Jiffy was written with the idea of generating sidecar-free backend service applications. While this is a nice goal, the current version of Jiffy relies on the presence of some external processes and/or services depending on the target environment.
The generated application will need to connect to a database system from the supported list. It is easiest to use sqlite3 for initial testing if you do not want to install a full DBMS in the development environment. Connectivity to the database can be checked by running the test suite in the github.com/1414C/sqac repository. The sqac repository will be pulled into the Go environment when the Jiffy source code is installed via go get -u. See the README.md file in the sqac repository for instructions.
A KVS is required in order to persist the current group-leader information. This is discussed in the Key Value Store Support section of this documentation. Deployment-specific considerations are outlined for each of the deployment scenarios.

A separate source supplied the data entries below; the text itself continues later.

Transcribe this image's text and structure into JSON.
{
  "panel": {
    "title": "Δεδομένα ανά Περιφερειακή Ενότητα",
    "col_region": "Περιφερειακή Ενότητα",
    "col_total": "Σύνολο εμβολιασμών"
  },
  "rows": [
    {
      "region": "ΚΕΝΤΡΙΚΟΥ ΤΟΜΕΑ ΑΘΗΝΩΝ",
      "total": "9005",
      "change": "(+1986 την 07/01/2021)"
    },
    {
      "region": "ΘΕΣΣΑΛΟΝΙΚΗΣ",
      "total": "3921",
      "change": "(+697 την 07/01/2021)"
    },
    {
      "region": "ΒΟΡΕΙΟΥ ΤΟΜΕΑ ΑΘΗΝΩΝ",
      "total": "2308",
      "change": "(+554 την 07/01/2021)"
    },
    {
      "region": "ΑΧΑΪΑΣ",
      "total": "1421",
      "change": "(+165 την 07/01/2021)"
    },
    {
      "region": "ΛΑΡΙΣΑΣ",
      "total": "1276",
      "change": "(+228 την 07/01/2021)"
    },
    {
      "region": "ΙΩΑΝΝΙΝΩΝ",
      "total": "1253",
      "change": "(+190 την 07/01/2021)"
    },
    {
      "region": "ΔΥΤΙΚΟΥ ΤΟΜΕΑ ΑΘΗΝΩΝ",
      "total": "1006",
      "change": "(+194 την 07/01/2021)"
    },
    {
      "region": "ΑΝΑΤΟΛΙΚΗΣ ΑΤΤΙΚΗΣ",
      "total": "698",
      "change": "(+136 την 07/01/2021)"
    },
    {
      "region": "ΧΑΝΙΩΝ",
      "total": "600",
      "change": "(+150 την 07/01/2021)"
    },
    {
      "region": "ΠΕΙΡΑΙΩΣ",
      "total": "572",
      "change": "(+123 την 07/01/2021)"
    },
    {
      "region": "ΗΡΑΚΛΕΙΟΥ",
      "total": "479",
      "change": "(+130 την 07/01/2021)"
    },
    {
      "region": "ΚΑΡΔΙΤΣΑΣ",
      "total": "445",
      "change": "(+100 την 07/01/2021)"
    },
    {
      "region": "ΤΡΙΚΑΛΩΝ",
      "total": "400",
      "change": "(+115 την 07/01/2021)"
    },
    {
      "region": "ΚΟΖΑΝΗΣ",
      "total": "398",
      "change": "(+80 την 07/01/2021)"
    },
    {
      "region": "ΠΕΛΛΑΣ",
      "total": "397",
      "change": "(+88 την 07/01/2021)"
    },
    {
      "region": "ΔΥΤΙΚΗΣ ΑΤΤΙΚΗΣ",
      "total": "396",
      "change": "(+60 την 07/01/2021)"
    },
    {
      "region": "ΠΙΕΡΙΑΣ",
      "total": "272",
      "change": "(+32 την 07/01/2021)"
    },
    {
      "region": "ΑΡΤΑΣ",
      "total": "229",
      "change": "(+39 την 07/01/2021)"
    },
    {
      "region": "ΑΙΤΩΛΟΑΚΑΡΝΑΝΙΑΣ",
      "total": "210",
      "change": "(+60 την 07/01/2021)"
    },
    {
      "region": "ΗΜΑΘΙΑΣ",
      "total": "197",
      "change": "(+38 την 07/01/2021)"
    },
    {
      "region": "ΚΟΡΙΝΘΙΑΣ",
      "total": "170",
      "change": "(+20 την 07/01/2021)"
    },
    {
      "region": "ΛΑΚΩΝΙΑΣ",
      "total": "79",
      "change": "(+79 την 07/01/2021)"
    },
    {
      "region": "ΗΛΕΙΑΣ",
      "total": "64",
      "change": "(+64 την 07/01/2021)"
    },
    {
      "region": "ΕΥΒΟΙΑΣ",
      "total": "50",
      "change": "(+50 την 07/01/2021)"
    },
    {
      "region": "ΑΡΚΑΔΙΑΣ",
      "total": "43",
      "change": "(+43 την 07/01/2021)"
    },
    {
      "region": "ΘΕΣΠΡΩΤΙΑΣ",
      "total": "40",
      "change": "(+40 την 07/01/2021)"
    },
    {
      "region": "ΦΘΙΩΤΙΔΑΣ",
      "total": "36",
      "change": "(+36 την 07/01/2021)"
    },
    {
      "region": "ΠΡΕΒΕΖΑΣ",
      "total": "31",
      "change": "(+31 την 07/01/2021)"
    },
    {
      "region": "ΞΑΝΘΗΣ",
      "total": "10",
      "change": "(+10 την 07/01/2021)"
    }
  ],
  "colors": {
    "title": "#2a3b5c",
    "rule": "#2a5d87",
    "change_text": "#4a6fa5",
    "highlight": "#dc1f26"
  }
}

Jiffy applications are designed to scale horizontally by starting more application server instances (processes). The applications do not handle load balancing however, and in a bare metal or VM-type deployment it is recommended to use something like NGinx to direct traffic.
This section of the documentation contains sample high-level deployment scenarios for a jiffy-generated application. The examples should be considered as general guidance rather than production-deployment-cookbooks. Infrastructure security is not discussed in any depth, but the usual precautions apply when deploying a Jiffy-application productively.